🤖 AI Summary
This work addresses the training instability of offline policy distillation (OPD) in long-horizon tasks, which stems from three interrelated failure modes induced by sampled tokens: reward signal imbalance, unreliable teacher guidance on student-generated prefixes, and distributional shifts caused by tokenizer or special token mismatches. The authors systematically analyze these issues from both estimation and implementation perspectives and propose a concise yet effective solution that stabilizes the training objective through teacher-guided top-K local support matching, combined with truncated reverse KL divergence, top-p rollout sampling, and masking of special tokens. This approach achieves significantly improved training stability and downstream performance while maintaining low gradient variance, consistently outperforming conventional sampled-token OPD in both single-task mathematical reasoning and multi-task joint training settings involving agents and mathematical reasoning.
📝 Abstract
On-policy distillation (OPD) is appealing for large language model (LLM) post-training because it evaluates teacher feedback on student-generated rollouts rather than fixed teacher traces.

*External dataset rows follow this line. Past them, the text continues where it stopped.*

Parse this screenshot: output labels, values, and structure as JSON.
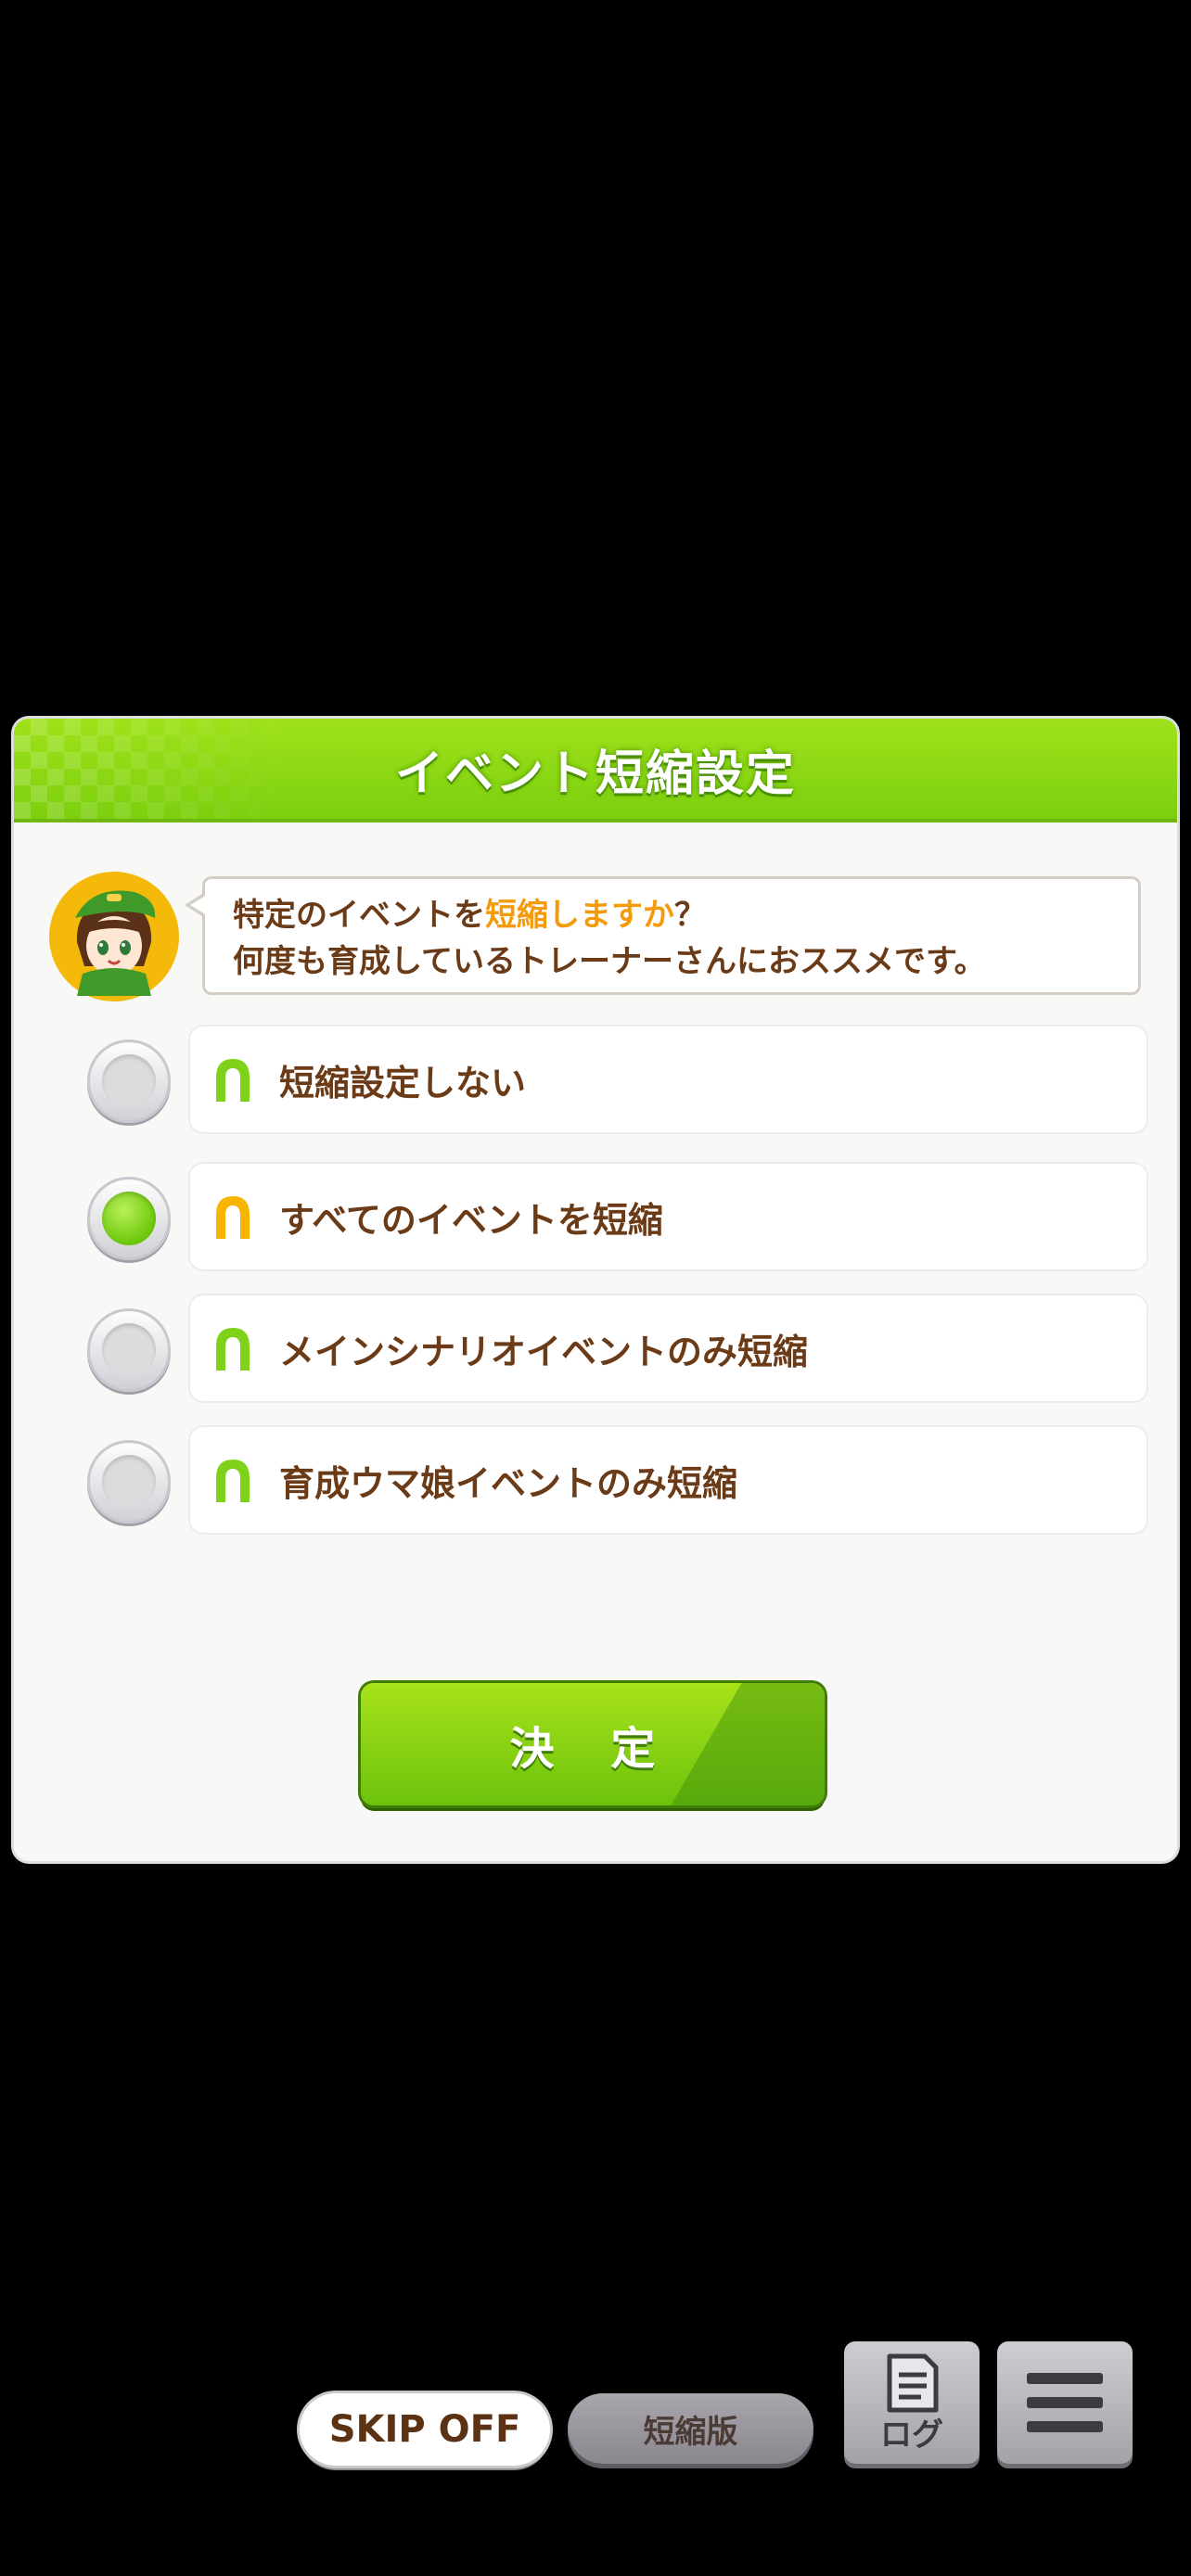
{
  "dialog": {
    "title": "イベント短縮設定",
    "message_line1_before": "特定のイベントを",
    "message_line1_highlight": "短縮しますか",
    "message_line1_after": "？",
    "message_line2": "何度も育成しているトレーナーさんにおススメです。",
    "options": [
      {
        "label": "短縮設定しない",
        "selected": false,
        "icon": "horseshoe-green-icon"
      },
      {
        "label": "すべてのイベントを短縮",
        "selected": true,
        "icon": "horseshoe-gold-icon"
      },
      {
        "label": "メインシナリオイベントのみ短縮",
        "selected": false,
        "icon": "horseshoe-green-icon"
      },
      {
        "label": "育成ウマ娘イベントのみ短縮",
        "selected": false,
        "icon": "horseshoe-green-icon"
      }
    ],
    "confirm_label": "決 定"
  },
  "bottom_bar": {
    "skip_label": "SKIP OFF",
    "short_label": "短縮版",
    "log_label": "ログ"
  },
  "colors": {
    "header_green": "#8bd613",
    "text_brown": "#6b3a17",
    "highlight_orange": "#f59a0b",
    "selected_green": "#6cc70a"
  }
}
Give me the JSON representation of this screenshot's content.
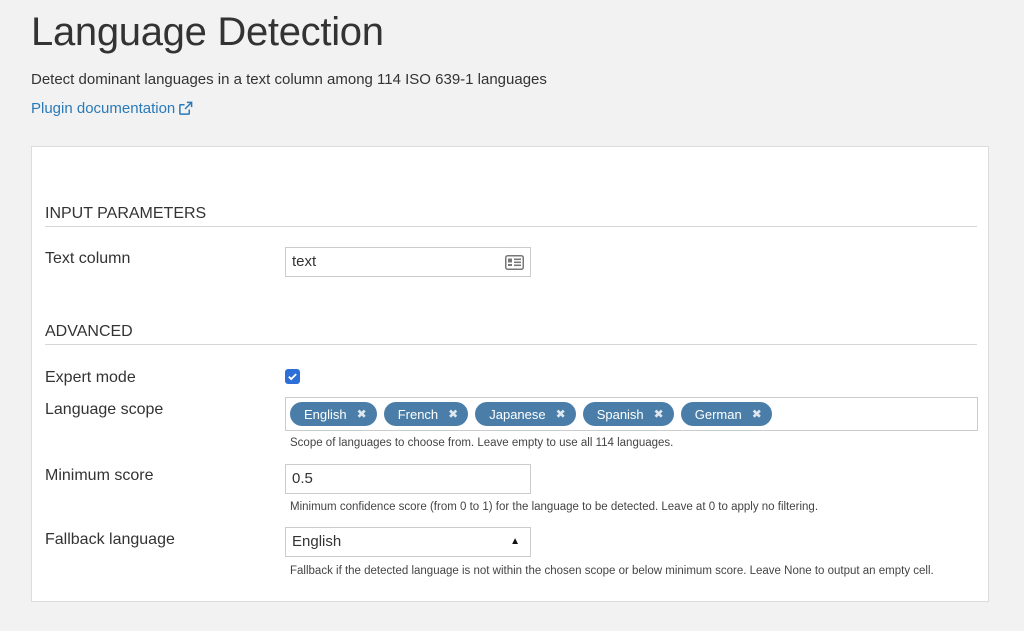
{
  "header": {
    "title": "Language Detection",
    "description": "Detect dominant languages in a text column among 114 ISO 639-1 languages",
    "doc_link": "Plugin documentation"
  },
  "sections": {
    "input": {
      "title": "INPUT PARAMETERS",
      "text_column": {
        "label": "Text column",
        "value": "text",
        "icon": "column-icon"
      }
    },
    "advanced": {
      "title": "ADVANCED",
      "expert_mode": {
        "label": "Expert mode",
        "checked": true
      },
      "language_scope": {
        "label": "Language scope",
        "tags": [
          "English",
          "French",
          "Japanese",
          "Spanish",
          "German"
        ],
        "remove_glyph": "✖",
        "help": "Scope of languages to choose from. Leave empty to use all 114 languages."
      },
      "minimum_score": {
        "label": "Minimum score",
        "value": "0.5",
        "help": "Minimum confidence score (from 0 to 1) for the language to be detected. Leave at 0 to apply no filtering."
      },
      "fallback_language": {
        "label": "Fallback language",
        "value": "English",
        "help": "Fallback if the detected language is not within the chosen scope or below minimum score. Leave None to output an empty cell."
      }
    }
  },
  "colors": {
    "accent": "#2a7ab8",
    "tag": "#4a7ea8",
    "checkbox": "#2d6fd6"
  }
}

In long-horizon settings, however, the common sampled-token variant is fragile: it reduces distribution matching to a one-token signal and becomes increasingly unreliable as rollouts drift away from prefixes the teacher commonly visits. We revisit OPD from the estimator and implementation sides. Theoretically, token-level OPD is biased relative to sequence-level reverse-KL, but it has a much tighter worst-case variance bound; our toy study shows the same tradeoff empirically, with stronger future-reward coupling producing higher gradient variance and less stable learning. Empirically, we identify three failure modes of sampled-token OPD: an imbalanced one-token signal, unreliable teacher guidance on student-generated prefixes, and distortions caused by tokenizer or special-token mismatch. We address these issues with teacher top-K local support matching, implemented as truncated reverse-KL with top-p rollout sampling and special-token masking. Across single-task math reasoning and multi-task agentic-plus-math training, this objective yields more stable optimization and better downstream performance than sampled-token OPD.